Les guerres en Syrie et en Libye ont dominé les prix attribués par le prix Bayeux-Calvados des correspondants de guerre. Avec une question, posée par le président du jury, Gilles Peress, photographe à Magnum : «Par la force des reportages et des témoignages, que restera-t-il gravé dans nos mémoires dans 20 ans ?»

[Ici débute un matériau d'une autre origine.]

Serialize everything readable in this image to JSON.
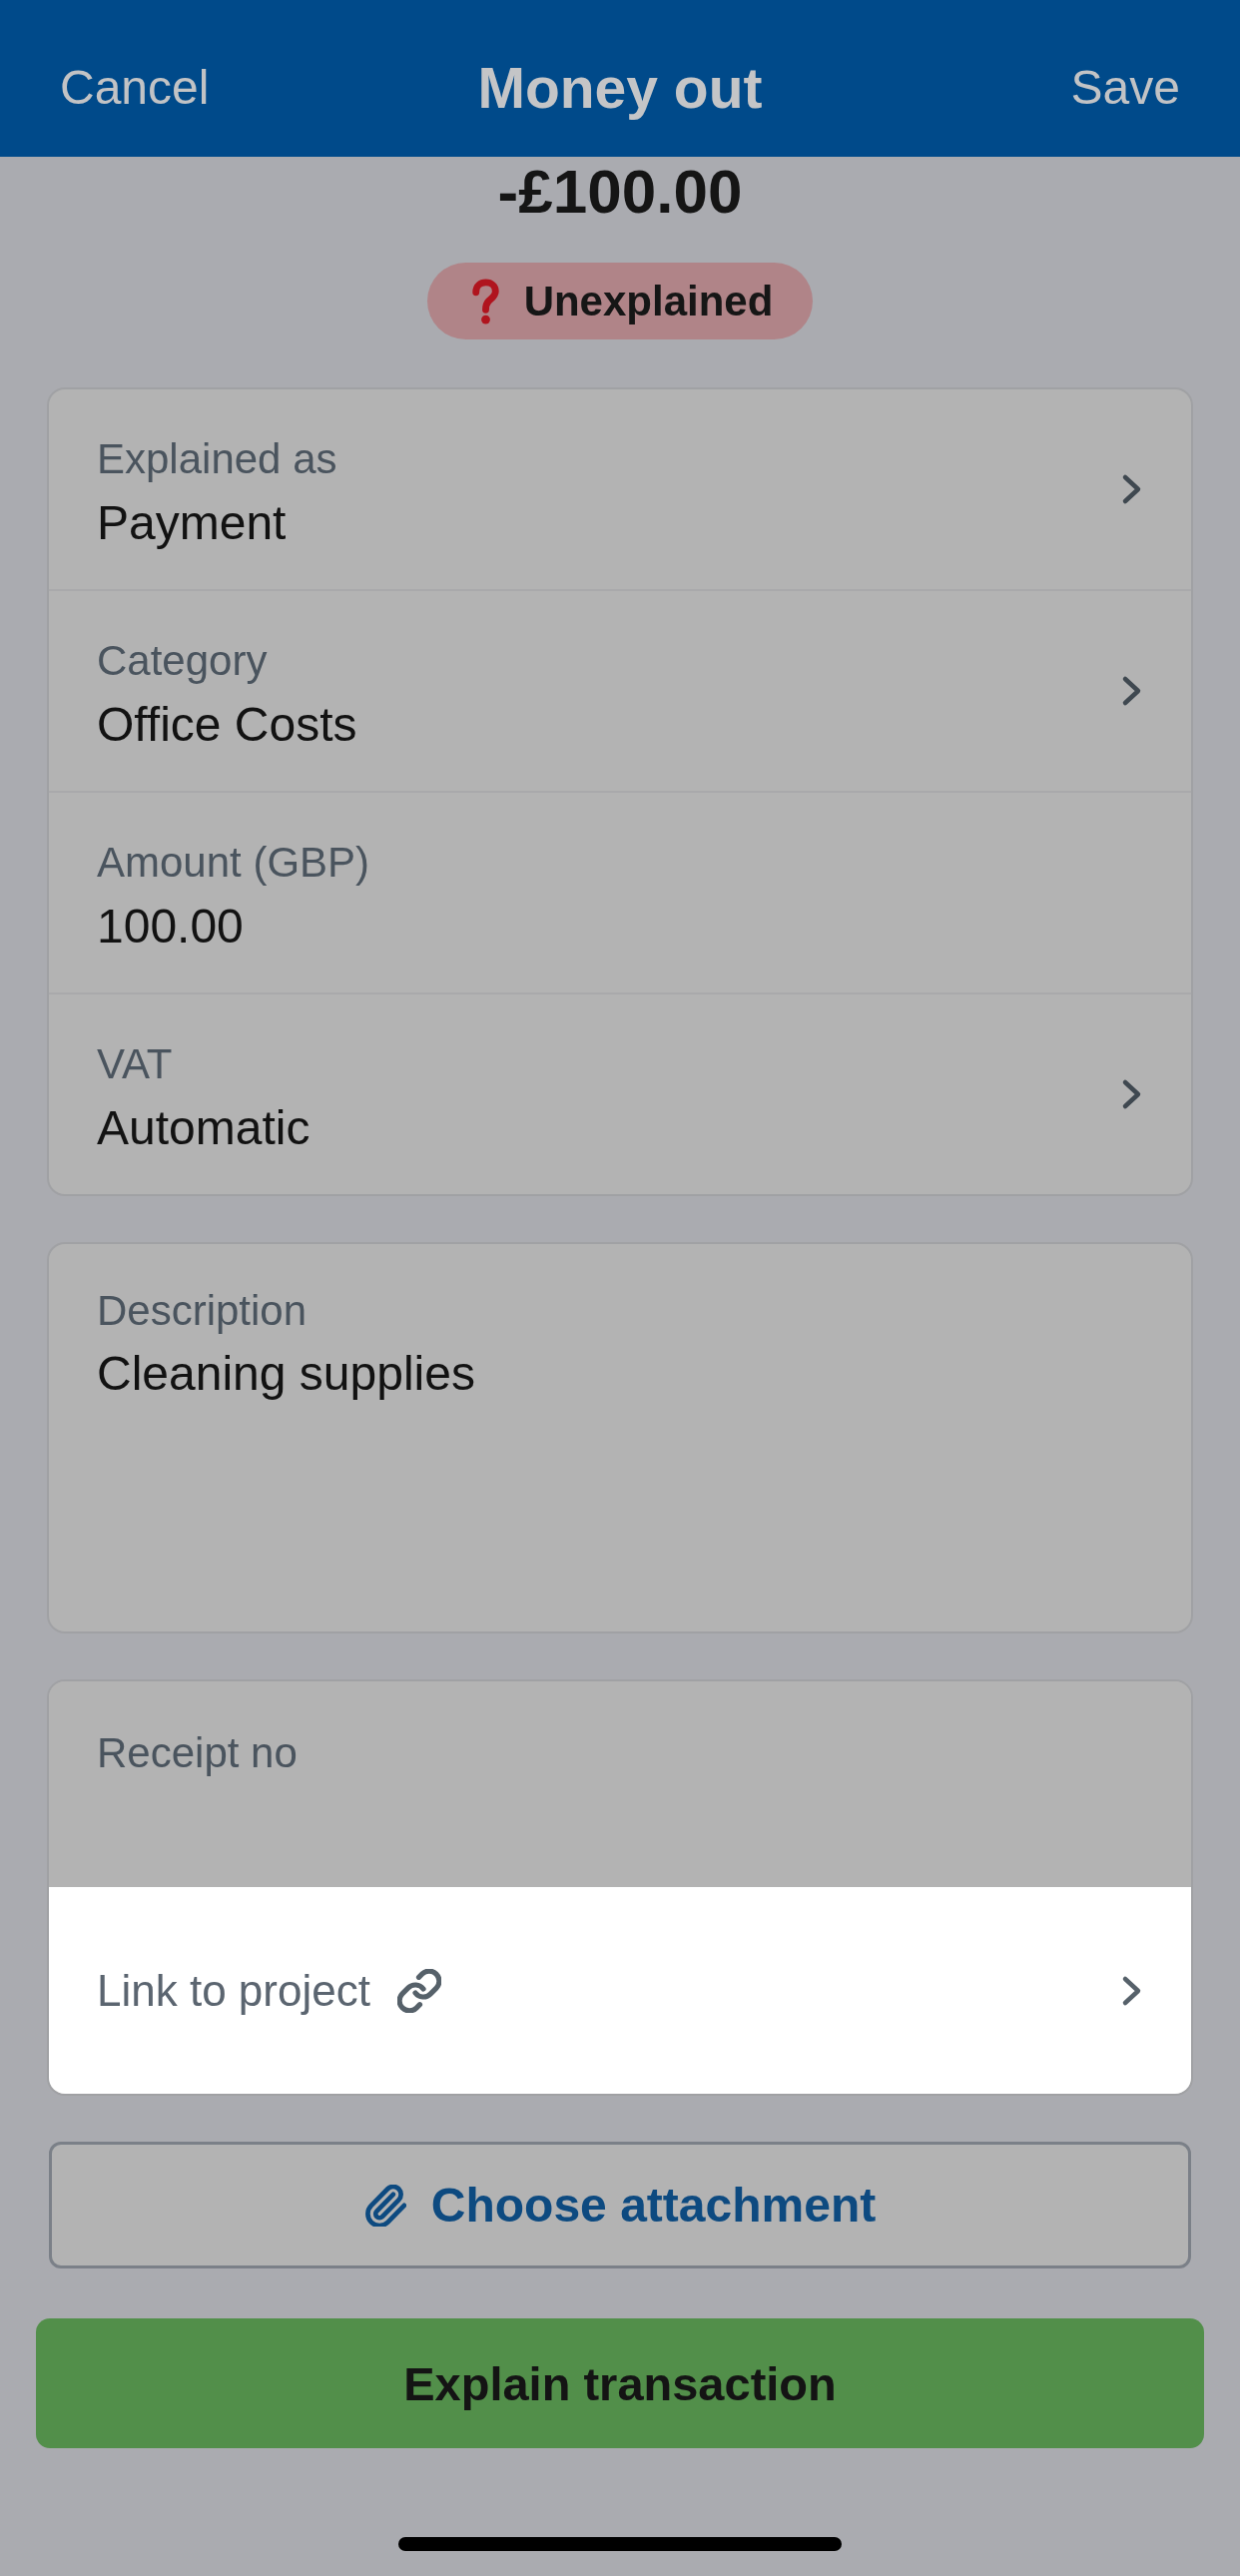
{
  "header": {
    "cancel": "Cancel",
    "title": "Money out",
    "save": "Save"
  },
  "transaction": {
    "amount": "-£100.00",
    "status": {
      "label": "Unexplained"
    }
  },
  "details": [
    {
      "label": "Explained as",
      "value": "Payment",
      "kind": "select"
    },
    {
      "label": "Category",
      "value": "Office Costs",
      "kind": "select"
    },
    {
      "label": "Amount (GBP)",
      "value": "100.00",
      "kind": "input"
    },
    {
      "label": "VAT",
      "value": "Automatic",
      "kind": "select"
    }
  ],
  "description": {
    "label": "Description",
    "value": "Cleaning supplies"
  },
  "extras": [
    {
      "kind": "input",
      "label": "Receipt no",
      "highlighted": false
    },
    {
      "kind": "link",
      "label": "Link to project",
      "highlighted": true
    }
  ],
  "attachment_button": "Choose attachment",
  "explain_button": "Explain transaction"
}
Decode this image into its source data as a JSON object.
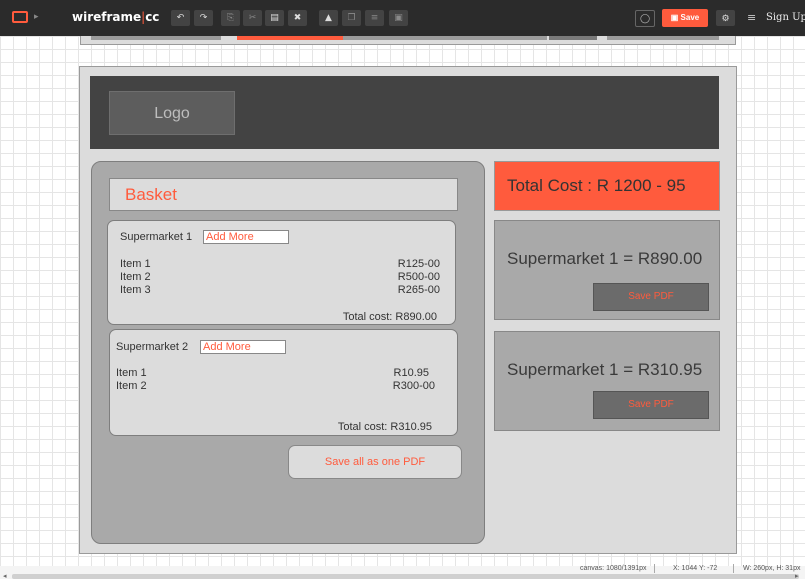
{
  "toolbar": {
    "brand_main": "wireframe",
    "brand_sep": "|",
    "brand_suffix": "cc",
    "tools": [
      {
        "name": "undo-icon",
        "glyph": "↶"
      },
      {
        "name": "redo-icon",
        "glyph": "↷"
      },
      {
        "name": "copy-icon",
        "glyph": "⎘"
      },
      {
        "name": "cut-icon",
        "glyph": "✂"
      },
      {
        "name": "paste-icon",
        "glyph": "▤"
      },
      {
        "name": "delete-icon",
        "glyph": "✖"
      },
      {
        "name": "lock-icon",
        "glyph": "▲"
      },
      {
        "name": "group-icon",
        "glyph": "❐"
      },
      {
        "name": "align-icon",
        "glyph": "≡"
      },
      {
        "name": "arrange-icon",
        "glyph": "▣"
      }
    ],
    "comment_glyph": "◯",
    "save_label": "Save",
    "save_glyph": "▣",
    "share_glyph": "⚙",
    "menu_glyph": "≡",
    "signup_label": "Sign Up"
  },
  "wireframe": {
    "logo_label": "Logo",
    "basket_title": "Basket",
    "supermarkets": [
      {
        "name": "Supermarket 1",
        "add_more": "Add More",
        "items": [
          {
            "name": "Item 1",
            "price": "R125-00"
          },
          {
            "name": "Item 2",
            "price": "R500-00"
          },
          {
            "name": "Item 3",
            "price": "R265-00"
          }
        ],
        "total": "Total cost: R890.00"
      },
      {
        "name": "Supermarket 2",
        "add_more": "Add More",
        "items": [
          {
            "name": "Item 1",
            "price": "R10.95"
          },
          {
            "name": "Item 2",
            "price": "R300-00"
          }
        ],
        "total": "Total cost: R310.95"
      }
    ],
    "save_all_label": "Save all as one PDF",
    "total_cost": "Total Cost : R 1200 - 95",
    "summaries": [
      {
        "text": "Supermarket 1 = R890.00",
        "pdf_label": "Save PDF"
      },
      {
        "text": "Supermarket 1 = R310.95",
        "pdf_label": "Save PDF"
      }
    ]
  },
  "status": {
    "canvas": "canvas: 1080/1391px",
    "coords": "X: 1044 Y: -72",
    "size": "W: 260px, H: 31px"
  },
  "colors": {
    "accent": "#ff5b3d",
    "dark": "#434343",
    "panel": "#a9a9a9",
    "light": "#dcdcdc"
  }
}
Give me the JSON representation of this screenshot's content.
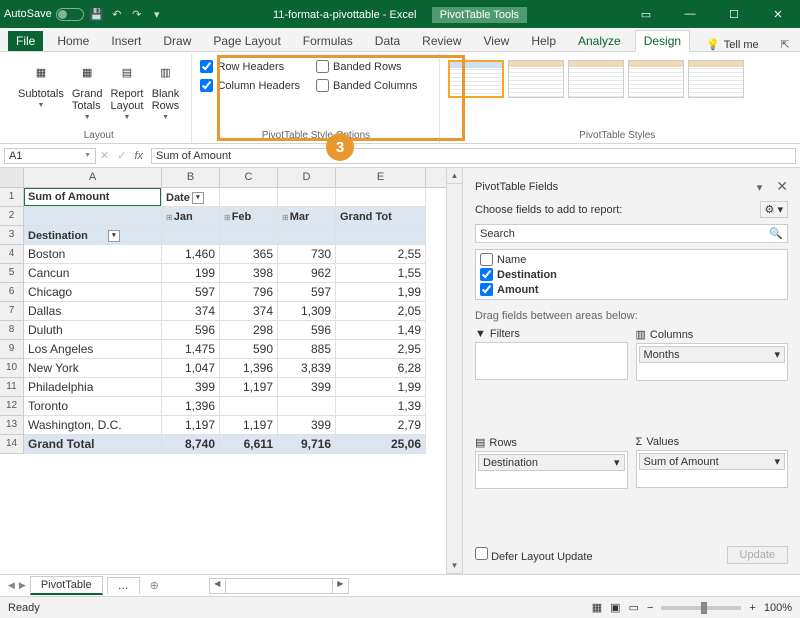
{
  "titlebar": {
    "autosave": "AutoSave",
    "filename": "11-format-a-pivottable - Excel",
    "toolgroup": "PivotTable Tools"
  },
  "tabs": {
    "file": "File",
    "list": [
      "Home",
      "Insert",
      "Draw",
      "Page Layout",
      "Formulas",
      "Data",
      "Review",
      "View",
      "Help"
    ],
    "ctx": [
      "Analyze",
      "Design"
    ],
    "active": "Design",
    "tellme": "Tell me"
  },
  "ribbon": {
    "layout": {
      "label": "Layout",
      "subtotals": "Subtotals",
      "grandtotals": "Grand\nTotals",
      "reportlayout": "Report\nLayout",
      "blankrows": "Blank\nRows"
    },
    "styleopt": {
      "label": "PivotTable Style Options",
      "rowheaders": "Row Headers",
      "colheaders": "Column Headers",
      "bandedrows": "Banded Rows",
      "bandedcols": "Banded Columns"
    },
    "styles": {
      "label": "PivotTable Styles"
    }
  },
  "callout": "3",
  "namebox": "A1",
  "formula": "Sum of Amount",
  "columns": [
    "A",
    "B",
    "C",
    "D",
    "E"
  ],
  "pivot": {
    "title": "Sum of Amount",
    "datefield": "Date",
    "rowfield": "Destination",
    "months": [
      "Jan",
      "Feb",
      "Mar"
    ],
    "grandtotcol": "Grand Tot",
    "rows": [
      {
        "n": "Boston",
        "v": [
          "1,460",
          "365",
          "730"
        ],
        "t": "2,55"
      },
      {
        "n": "Cancun",
        "v": [
          "199",
          "398",
          "962"
        ],
        "t": "1,55"
      },
      {
        "n": "Chicago",
        "v": [
          "597",
          "796",
          "597"
        ],
        "t": "1,99"
      },
      {
        "n": "Dallas",
        "v": [
          "374",
          "374",
          "1,309"
        ],
        "t": "2,05"
      },
      {
        "n": "Duluth",
        "v": [
          "596",
          "298",
          "596"
        ],
        "t": "1,49"
      },
      {
        "n": "Los Angeles",
        "v": [
          "1,475",
          "590",
          "885"
        ],
        "t": "2,95"
      },
      {
        "n": "New York",
        "v": [
          "1,047",
          "1,396",
          "3,839"
        ],
        "t": "6,28"
      },
      {
        "n": "Philadelphia",
        "v": [
          "399",
          "1,197",
          "399"
        ],
        "t": "1,99"
      },
      {
        "n": "Toronto",
        "v": [
          "1,396",
          "",
          ""
        ],
        "t": "1,39"
      },
      {
        "n": "Washington, D.C.",
        "v": [
          "1,197",
          "1,197",
          "399"
        ],
        "t": "2,79"
      }
    ],
    "grandtotrow": "Grand Total",
    "totals": [
      "8,740",
      "6,611",
      "9,716"
    ],
    "grandtotal": "25,06"
  },
  "taskpane": {
    "title": "PivotTable Fields",
    "sub": "Choose fields to add to report:",
    "search": "Search",
    "fields": [
      {
        "n": "Name",
        "c": false
      },
      {
        "n": "Destination",
        "c": true
      },
      {
        "n": "Amount",
        "c": true
      }
    ],
    "drag": "Drag fields between areas below:",
    "filters": "Filters",
    "columns": "Columns",
    "rows": "Rows",
    "values": "Values",
    "colitem": "Months",
    "rowitem": "Destination",
    "valitem": "Sum of Amount",
    "defer": "Defer Layout Update",
    "update": "Update"
  },
  "sheettab": "PivotTable",
  "status": {
    "ready": "Ready",
    "zoom": "100%"
  }
}
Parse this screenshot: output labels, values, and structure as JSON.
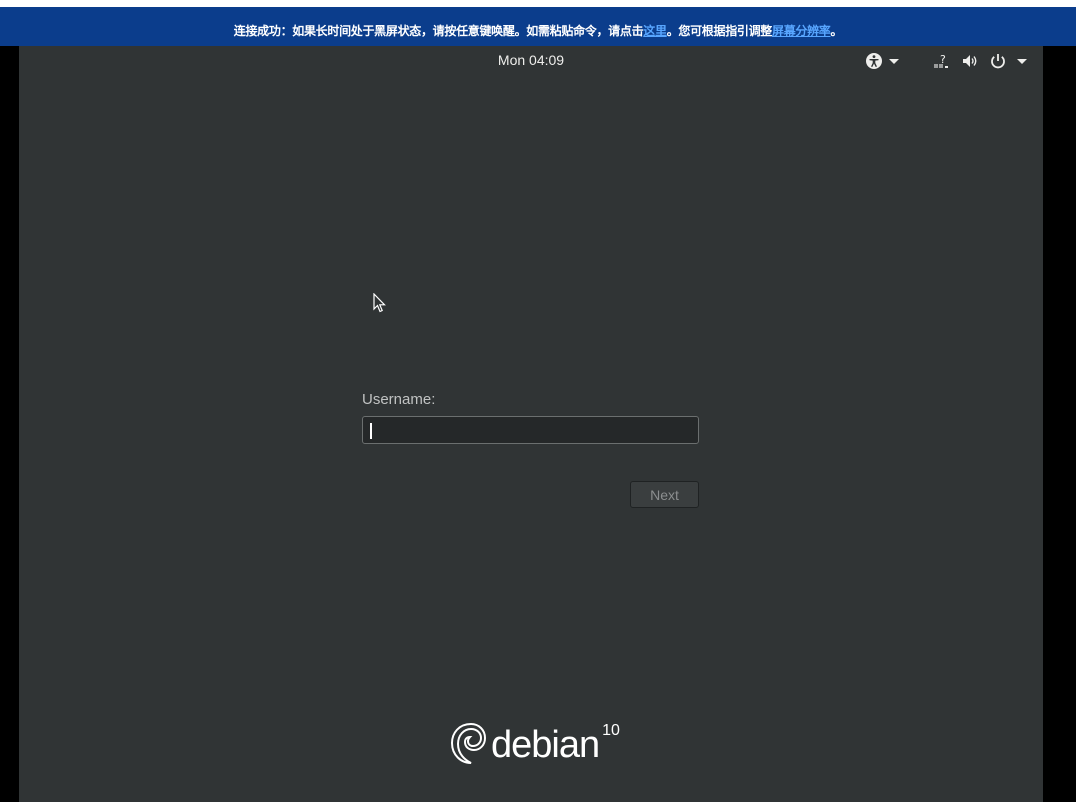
{
  "banner": {
    "text_before": "连接成功：如果长时间处于黑屏状态，请按任意键唤醒。如需粘贴命令，请点击",
    "link_here": "这里",
    "text_middle": "。您可根据指引调整",
    "link_resolution": "屏幕分辨率",
    "text_after": "。"
  },
  "topbar": {
    "clock": "Mon 04:09",
    "icons": [
      "accessibility-icon",
      "network-unknown-icon",
      "volume-icon",
      "power-icon"
    ]
  },
  "login": {
    "username_label": "Username:",
    "username_value": "",
    "next_label": "Next"
  },
  "branding": {
    "logo_text": "debian",
    "version": "10"
  },
  "colors": {
    "banner_bg": "#0b3d8c",
    "link": "#58a6ff",
    "screen_bg": "#303435",
    "input_bg": "#252829"
  }
}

Le guitariste de Syrte: une photo d\'Aris Messinis, phtographe de l\'AFP primé à Bayeux
Le guitariste de Syrte: une photo d'Aris Messinis, phtographe de l'AFP primé à Bayeux (AFP - ARIS MESSINIS )

La force des reportages et des témoignages rapportés par les journalistes permet au monde extérieur d’être informé sur la situation en Syrie et « la sale guerre », selon leur propre terme, qu’y livre le régime de Bachar el Assad à son propre peuple.

Le trophée Télévision a ainsi été attribué à Nic Robertson, du bureau de Londres de la chaîne américaine CNN, pour son reportage intitulé «Syrie, la ville de première ligne». D’une manière générale, depuis 2011, le journaliste a beaucoup travaillé sur le « Printemps arabe », et notamment les révoltes en Libye et en Syrie. Dans les années 2000, il avait couvert les conflits d’Irak et d’Afghanistan.

L’écrit, lui aussi, a su montrer toute sa force pour décrire l’horreur des combats. Le trophée Presse écrite a été attribué à l’Espagnol Javier Espinosa pour son article du journal El Mundo intitulé «La dernière bataille de Bab Amr». Bab Amr, quartier situé au sud-ouest de la ville de Homs en Syrie. Espinosa a lui-même été bloqué plusieurs jours dans la ville avant de gagner Beyrouth.

Autre conflit très présent à Bayeux : la Libye. Mathieu Mabin, grand reporter à France 24, s’est vu attribuer le prix Télévision grand format pour son reportage «Brigade Tripoli». Envoyé spécial de la chaîne dans ce pays dès les premiers jours du conflit, il y a réalisé de nombreux sujets sur les lignes de front. Il a suivi les forces anti-Kadhafi dans leur périple vers la capitale libyenne, il raconte.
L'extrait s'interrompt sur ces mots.